In the meantime, I cannot be worrying too much about cooks and kitchens. There are plenty of books that need to be unpacked and organized before moving on to phase two, which is getting the doors open – for business.

Getting to the point. Eventually.

March is winding down and the store is still in the prep-stage. There remains a remote possibility that the grand re-opening will make an April 1 deadline, but it may take just a while longer to move all those boxes of books and get them resettled.

In the meantime, the work carries on assembling the shelves from the old store. More than 25 bookcases were pushed, pulled, dragged, and carried by my wife and me, from one of the storage units to the store on Sunday and were organized on Monday morning. The picture shows the line of cases from the front to the back of the store interior.

Monday afternoon – after bringing the shelves and supports from storage – the wall units were assembled along the south wall. They came apart a lot easier than they went back together. (I had taken the trouble to mark each shelf and matching support, but upon reassembly decided they were all constructed to match and disregarded my identifying marks. They don’t all match. Therein lies the difficulty.

At last, the wall is full of shelves from the bistro-tables-area in the front of the store leading to the back of the sales area. By Wednesday, the north wall shelving should be completed as well. There are a couple of interim projects between now and then.

The outside of the store is looking good and will look better once there is time enough to get the windows washed and cleaned. A little shelf on the front window bench will do nicely to display some new titles. (I’ve placed The Hunger Games in trade paper and a special boxed-edition copy on display, along with a boxed set of George R. R. Martin’s Game of Thrones, which I have not read, but have enjoyed on television.)

Once the shelves and cases were removed from the storage unit, I was able to see the boxes of books that were hidden behind.

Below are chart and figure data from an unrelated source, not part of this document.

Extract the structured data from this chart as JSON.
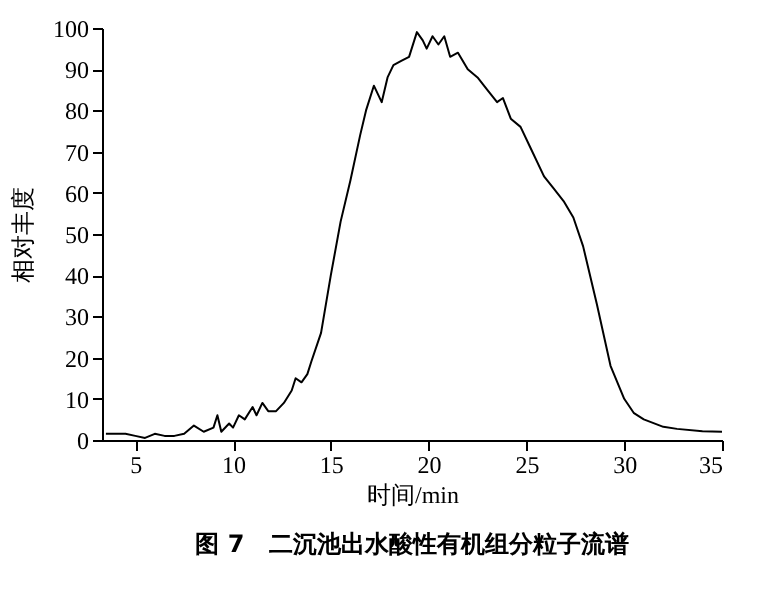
{
  "chart_data": {
    "type": "line",
    "title": "图 7　二沉池出水酸性有机组分粒子流谱",
    "xlabel": "时间/min",
    "ylabel": "相对丰度",
    "xlim": [
      3.3,
      35
    ],
    "xticks": [
      5,
      10,
      15,
      20,
      25,
      30,
      35
    ],
    "ylim": [
      0,
      100
    ],
    "yticks": [
      0,
      10,
      20,
      30,
      40,
      50,
      60,
      70,
      80,
      90,
      100
    ],
    "grid": false,
    "marker": "none",
    "line_style": "solid",
    "x": [
      3.5,
      4.5,
      5,
      5.5,
      6,
      6.5,
      7,
      7.5,
      8,
      8.5,
      9,
      9.2,
      9.4,
      9.8,
      10,
      10.3,
      10.6,
      11,
      11.2,
      11.5,
      11.8,
      12.2,
      12.6,
      13,
      13.2,
      13.5,
      13.8,
      14,
      14.5,
      15,
      15.5,
      16,
      16.5,
      16.8,
      17.2,
      17.6,
      17.9,
      18.2,
      18.6,
      19,
      19.4,
      19.7,
      19.9,
      20.2,
      20.5,
      20.8,
      21.1,
      21.5,
      22,
      22.5,
      23,
      23.5,
      23.8,
      24.2,
      24.7,
      25.2,
      25.9,
      26.4,
      26.9,
      27.4,
      27.9,
      28.6,
      29.3,
      30,
      30.5,
      31,
      32,
      32.7,
      34,
      35
    ],
    "series": [
      {
        "color": "#000000",
        "values": [
          1.5,
          1.5,
          1,
          0.5,
          1.5,
          1,
          1,
          1.5,
          3.5,
          2,
          3,
          6,
          2,
          4,
          3,
          6,
          5,
          8,
          6,
          9,
          7,
          7,
          9,
          12,
          15,
          14,
          16,
          19,
          26,
          40,
          53,
          63,
          74,
          80,
          86,
          82,
          88,
          91,
          92,
          93,
          99,
          97,
          95,
          98,
          96,
          98,
          93,
          94,
          90,
          88,
          85,
          82,
          83,
          78,
          76,
          71,
          64,
          61,
          58,
          54,
          47,
          33,
          18,
          10,
          6.5,
          5,
          3.2,
          2.7,
          2.1,
          2
        ]
      }
    ]
  }
}
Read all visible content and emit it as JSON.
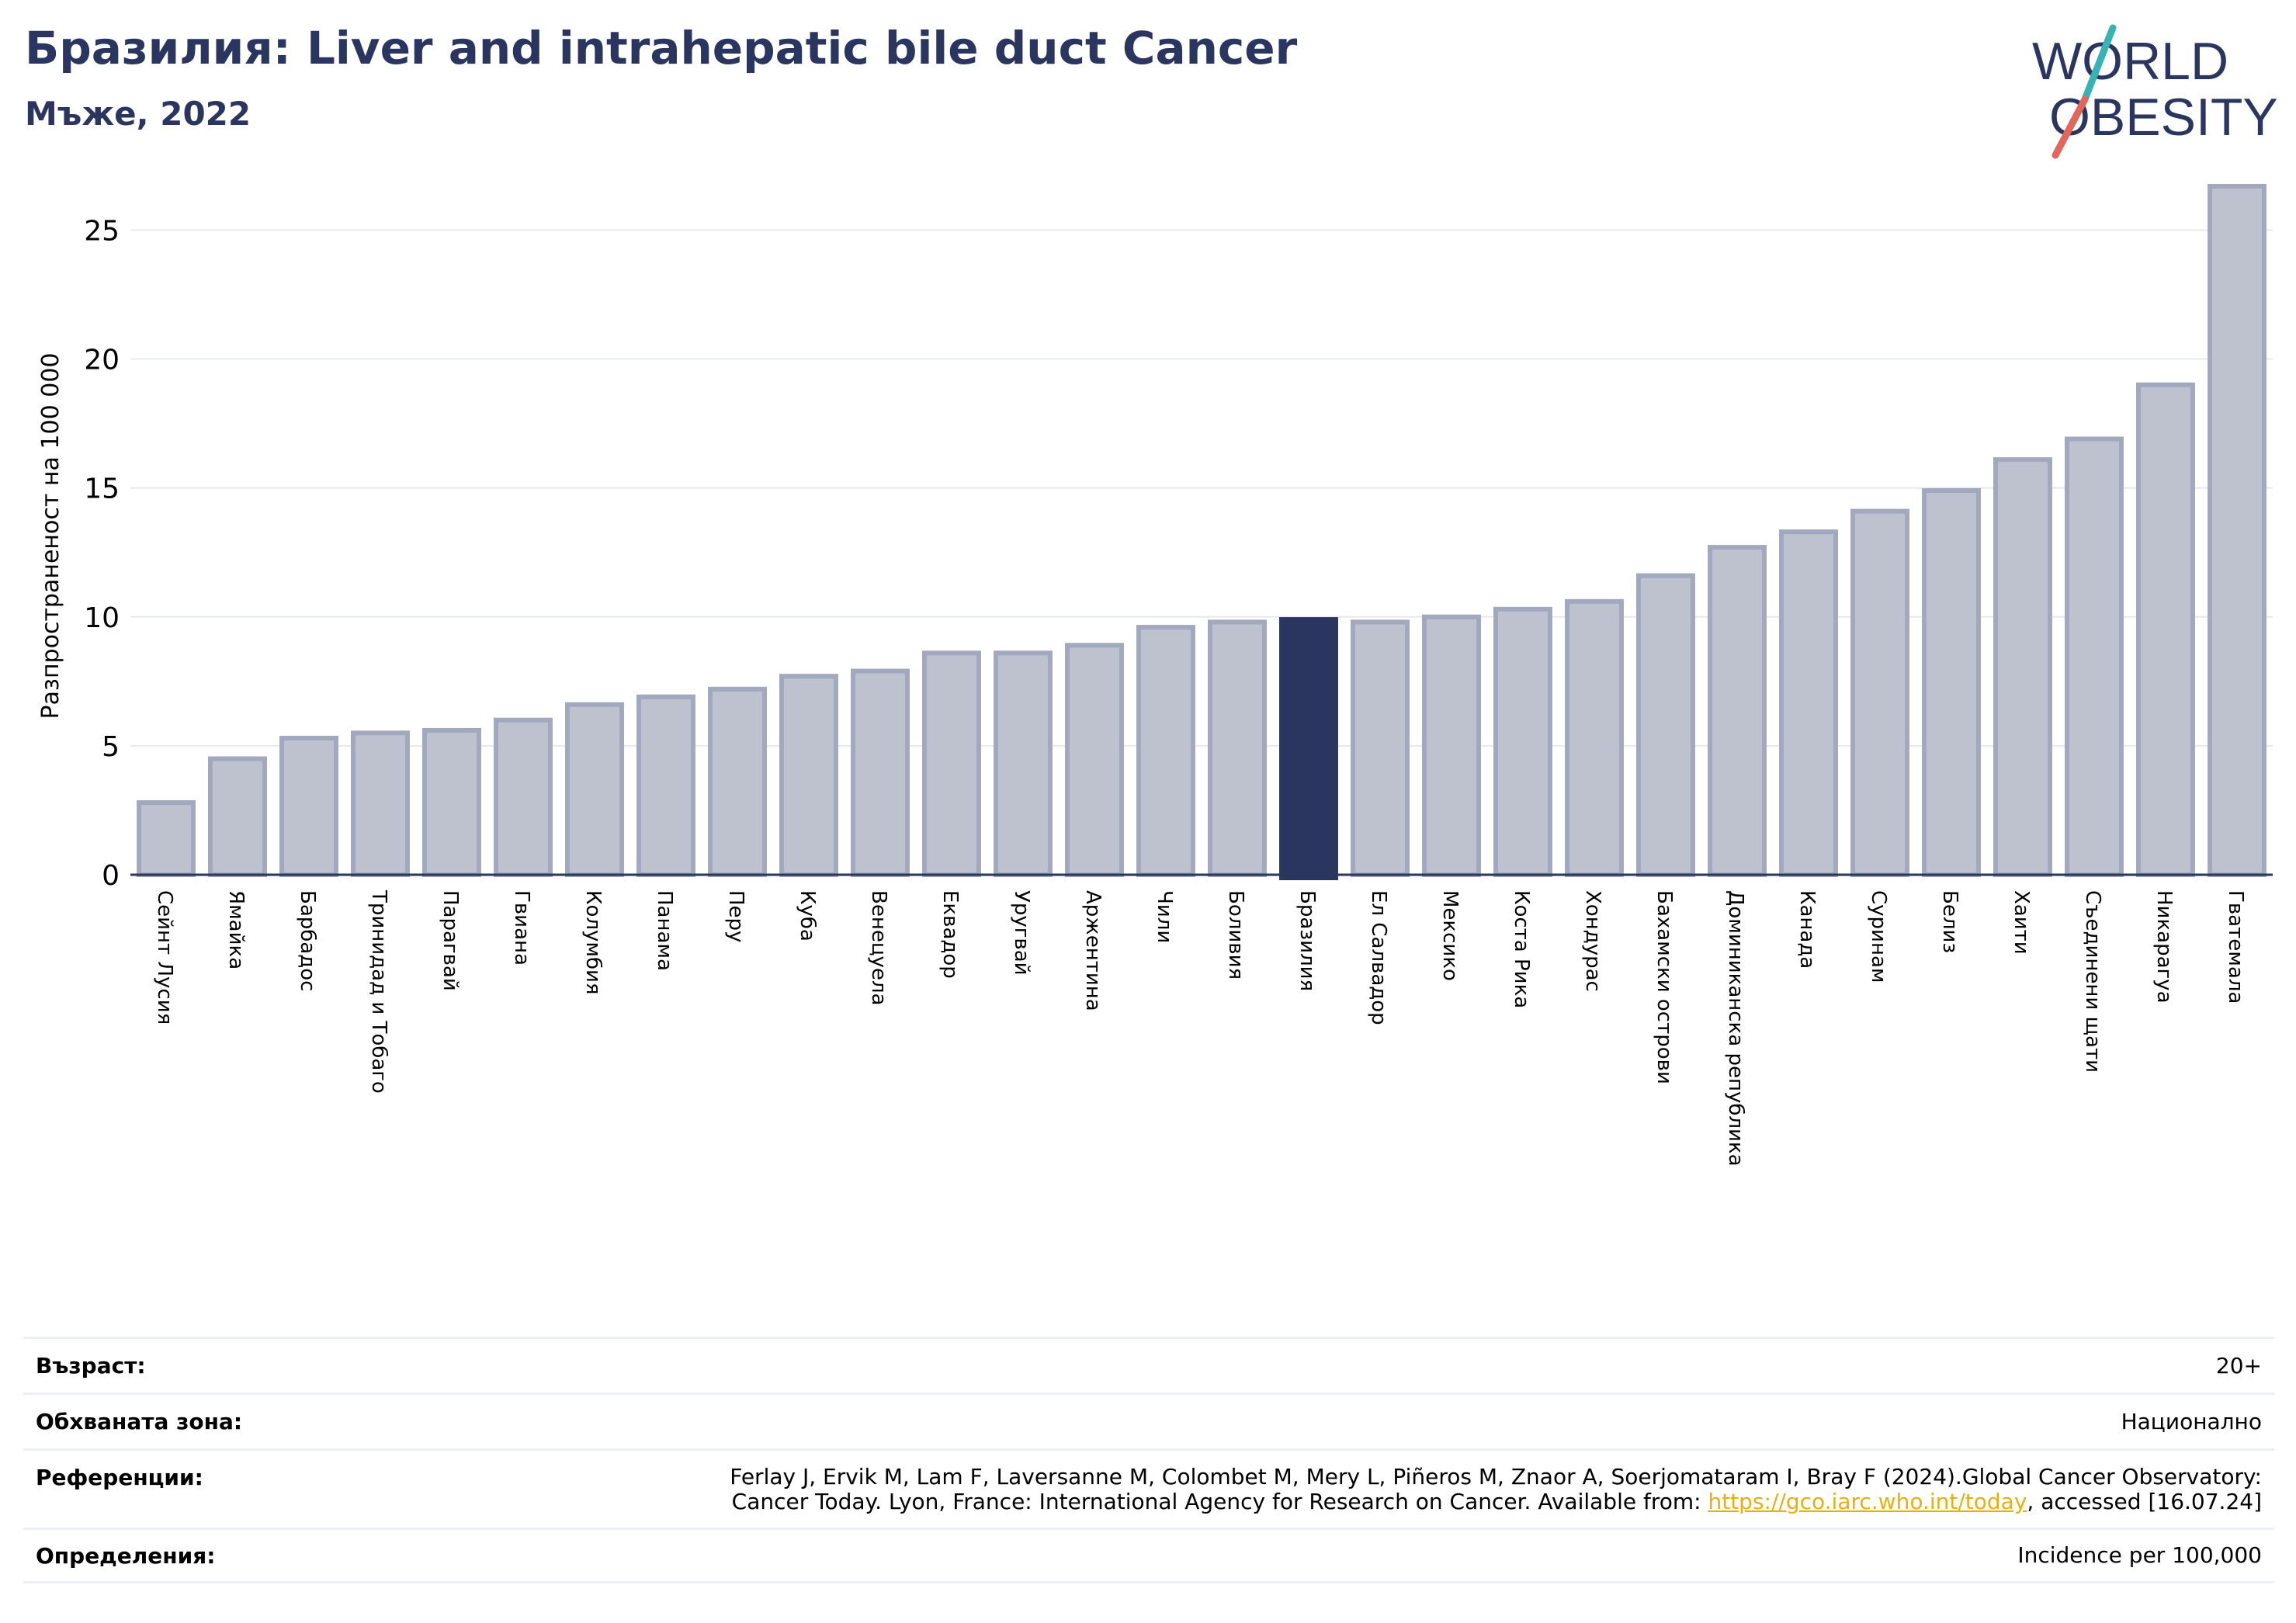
{
  "header": {
    "title": "Бразилия: Liver and intrahepatic bile duct Cancer",
    "subtitle": "Мъже, 2022"
  },
  "logo": {
    "line1": "WORLD",
    "line2": "OBESITY"
  },
  "colors": {
    "title": "#2b3660",
    "bar_fill": "#bec2cf",
    "bar_stroke": "#a2a8bd",
    "highlight": "#2b3660",
    "logo_text": "#2b3660",
    "logo_slash_top": "#39b2b4",
    "logo_slash_bottom": "#e0675a",
    "link": "#e8b00f"
  },
  "chart_data": {
    "type": "bar",
    "title": "Бразилия: Liver and intrahepatic bile duct Cancer",
    "subtitle": "Мъже, 2022",
    "ylabel": "Разпространеност  на 100 000",
    "xlabel": "",
    "ylim": [
      0,
      27
    ],
    "yticks": [
      0,
      5,
      10,
      15,
      20,
      25
    ],
    "grid": true,
    "highlight": "Бразилия",
    "categories": [
      "Сейнт Лусия",
      "Ямайка",
      "Барбадос",
      "Тринидад и Тобаго",
      "Парагвай",
      "Гвиана",
      "Колумбия",
      "Панама",
      "Перу",
      "Куба",
      "Венецуела",
      "Еквадор",
      "Уругвай",
      "Аржентина",
      "Чили",
      "Боливия",
      "Бразилия",
      "Ел Салвадор",
      "Мексико",
      "Коста Рика",
      "Хондурас",
      "Бахамски острови",
      "Доминиканска република",
      "Канада",
      "Суринам",
      "Белиз",
      "Хаити",
      "Съединени щати",
      "Никарагуа",
      "Гватемала"
    ],
    "values": [
      2.8,
      4.5,
      5.3,
      5.5,
      5.6,
      6.0,
      6.6,
      6.9,
      7.2,
      7.7,
      7.9,
      8.6,
      8.6,
      8.9,
      9.6,
      9.8,
      9.9,
      9.8,
      10.0,
      10.3,
      10.6,
      11.6,
      12.7,
      13.3,
      14.1,
      14.9,
      16.1,
      16.9,
      19.0,
      26.7
    ]
  },
  "meta": {
    "age_label": "Възраст:",
    "age_value": "20+",
    "area_label": "Обхваната зона:",
    "area_value": "Национално",
    "refs_label": "Референции:",
    "refs_line1": "Ferlay J, Ervik M, Lam F, Laversanne M, Colombet M, Mery L, Piñeros M, Znaor A, Soerjomataram I, Bray F (2024).Global Cancer Observatory:",
    "refs_line2_pre": "Cancer Today. Lyon, France: International Agency for Research on Cancer. Available from: ",
    "refs_link": "https://gco.iarc.who.int/today",
    "refs_line2_post": ", accessed [16.07.24]",
    "defs_label": "Определения:",
    "defs_value": "Incidence per 100,000"
  }
}
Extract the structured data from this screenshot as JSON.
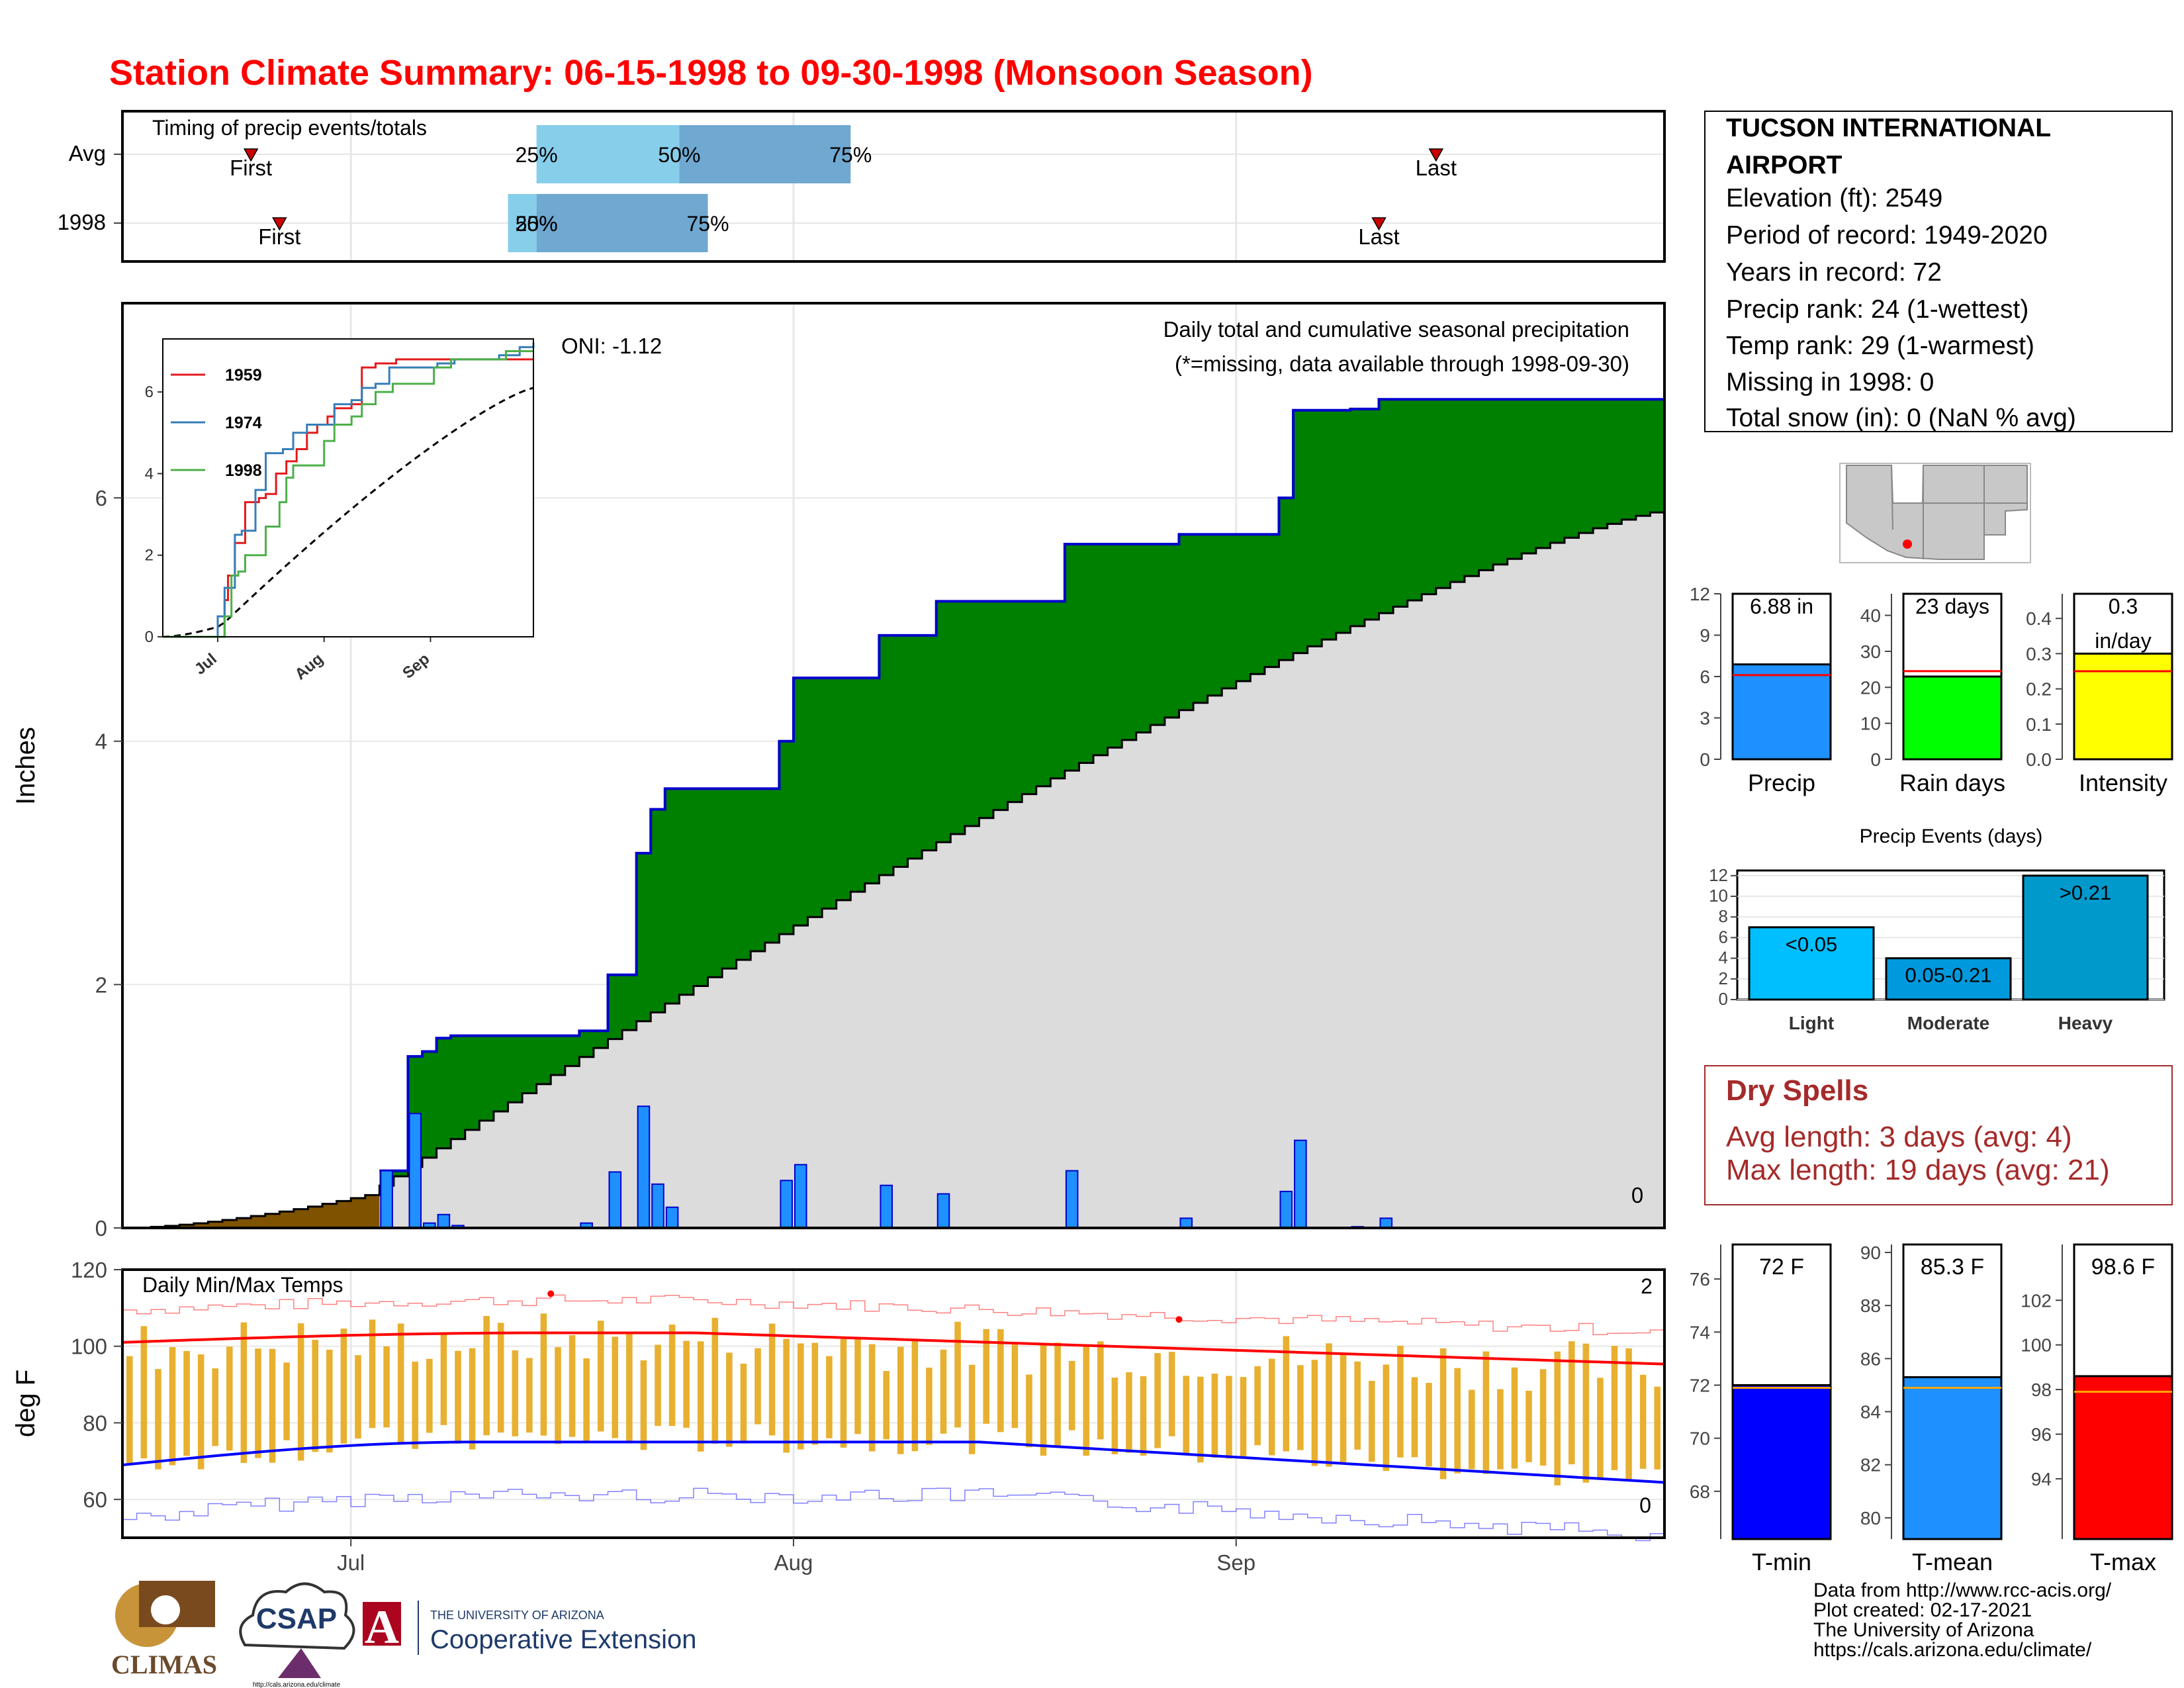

It’s a bit misleading to say they were hidden though – sort of like saying a tsunami snuck in. There are almost exactly a thousand boxes waiting to be unpacked, and when the last couple of bookcases were moved out of the way, stacks and stacks and stacks of boxes were revealed.

An imposing sight, to say the least.

It is exciting though, the idea of getting those books on the shelves and ready to go.